Ai Weiwei (ī´ wāwā), 1957–, Chinese artist, architect, filmmaker, and political activist. He is the son of poet Ai Ch'ing, who was internally exiled (1958–76) to work camps with his family. Ai subsequently studied at the Beijing Film Institute, began to make avant-garde art, and became politically active. From 1981 to 1993 he lived in New York City and studied at the Parsons Inst. of Design. In the mid-1990s he and two other artists published an influential trilogy of books on avant-garde Chinese artists. Ai began to attract international attention with such works as the photo tryptich Dropping a Han Dynasty Urn (1995) and his reassembled Ming and Ch'ing artifacts, which embody his recurring themes of destruction and recreation. He opened an art atelier and architectural practice and helped design the Beijing Olympics
stadium (2008), but soon disassociated himself from the games. His best-known works include the backpacks and text installations (2009) commemorating the children who died in poorly built schools in the 2008 Sichuan earthquake and the Tate Modern's installation (2010) of millions of porcelain sunflower seeds.

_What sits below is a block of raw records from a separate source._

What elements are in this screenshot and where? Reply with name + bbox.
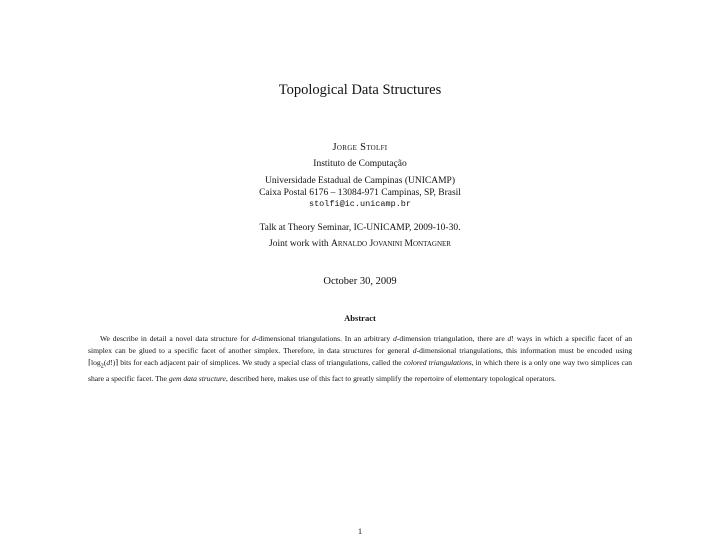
paper-title: Topological Data Structures (278, 82, 442, 98)
author-name: Jorge Stolfi (332, 142, 388, 153)
abstract-text: ( (103, 358, 107, 368)
paper-date: October 30, 2009 (323, 276, 397, 287)
math-d: d (106, 358, 111, 368)
abstract-heading: Abstract (344, 313, 376, 323)
joint-prefix: Joint work with (269, 239, 332, 249)
math-subscript: 2 (100, 362, 104, 370)
abstract-text: , in which there is a only one way two simplices can share a specific facet. The (88, 358, 632, 384)
abstract-text: !)⌉ bits for each adjacent pair of simplices. We study a special class of triangulations, called the (110, 358, 404, 368)
joint-work-note (0, 238, 720, 250)
affiliation-postal: Caixa Postal 6176 – 13084-971 Campinas, SP, Brasil (259, 188, 461, 198)
abstract-text: , described here, makes use of this fact to greatly simplify the repertoire of elementary topological operators. (225, 374, 556, 384)
talk-note: Talk at Theory Seminar, IC-UNICAMP, 2009-10-30. (259, 223, 461, 233)
abstract-text: -dimensional triangulations. In an arbitrary (255, 334, 394, 343)
page-number: 1 (357, 526, 363, 536)
abstract-text: -dimensional triangulations, this information must be encoded using ⌈log (88, 346, 632, 368)
math-d: d (252, 334, 256, 343)
math-d: d (412, 346, 417, 356)
affiliation-university: Universidade Estadual de Campinas (UNICAMP) (265, 176, 455, 186)
math-d: d (393, 334, 397, 343)
abstract-text: ! ways in which a specific facet of an simplex can be glued to a specific facet of another simplex. Therefore, in data structures for general (88, 334, 632, 356)
abstract-text: We describe in detail a novel data structure for (100, 334, 252, 343)
term-colored-triangulations: colored triangulations (403, 358, 472, 368)
abstract-text: -dimension triangulation, there are (396, 334, 508, 343)
math-d: d (507, 334, 512, 343)
author-email[interactable]: stolfi@ic.unicamp.br (308, 199, 412, 209)
term-gem-data-structure: gem data structure (168, 374, 226, 384)
abstract-body (88, 333, 632, 385)
affiliation-institute: Instituto de Computação (313, 159, 407, 169)
coauthor-name: Arnaldo Jovanini Montagner (331, 239, 451, 249)
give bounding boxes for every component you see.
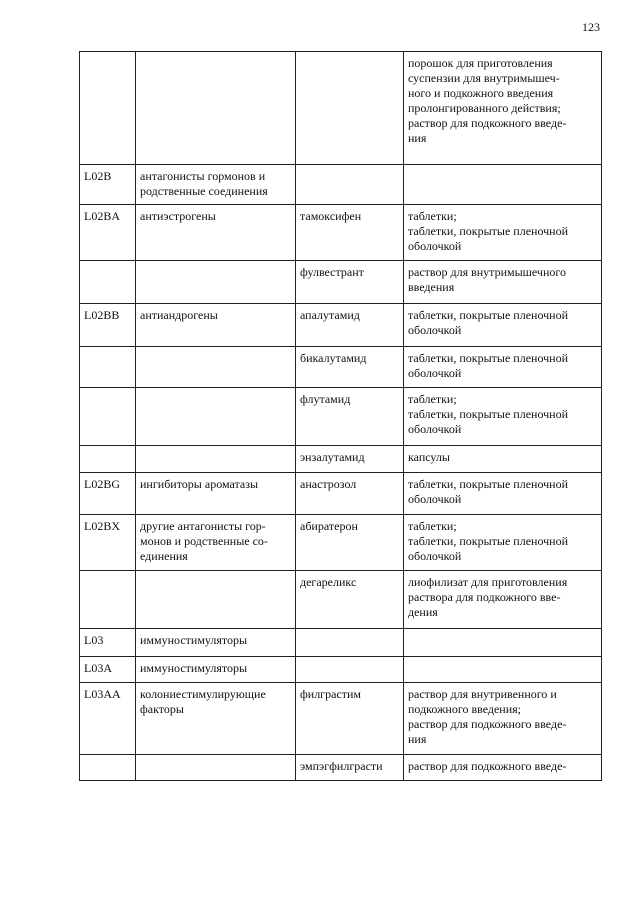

Ai began writing a blog in 2005, which by 2008 had become a venue for political satire and dissidence. In 2009 a severe police beating required emergency surgery; the next year he was placed under house arrest. In 2011 the government razed his Shanghai studio and he was arrested, ostensibly for tax evasion, detained secretly for several weeks, then had his travel restricted. He was fined $2.4 million for tax evasion. In 2012 the government revoked his business license, forcing his architectural firm to close. Ai created six half-scale fiberglass dioramas depicting his detention; smuggled out of China, they were exhibited in Venice in 2013. A multimedia exhibition made for Alcatraz (2014–15) focuses on human rights and on prisoners of conscience and features large portraits of prisoners made with small plastic bricks.
See L. Ambrozy, ed., Ai Weiwei's Blog: Writings, Interviews, and Digital Rants, 2006–2009 (2011) and L. Warsh, ed., Weiwei-isms (2012); study by K. Smith et al. (2009); B. Martin, Hanging Man: The Arrest of Ai Weiwei (2013); A. Klayman, dir. Ai Weiwei: Never Sorry (documentary, 2012).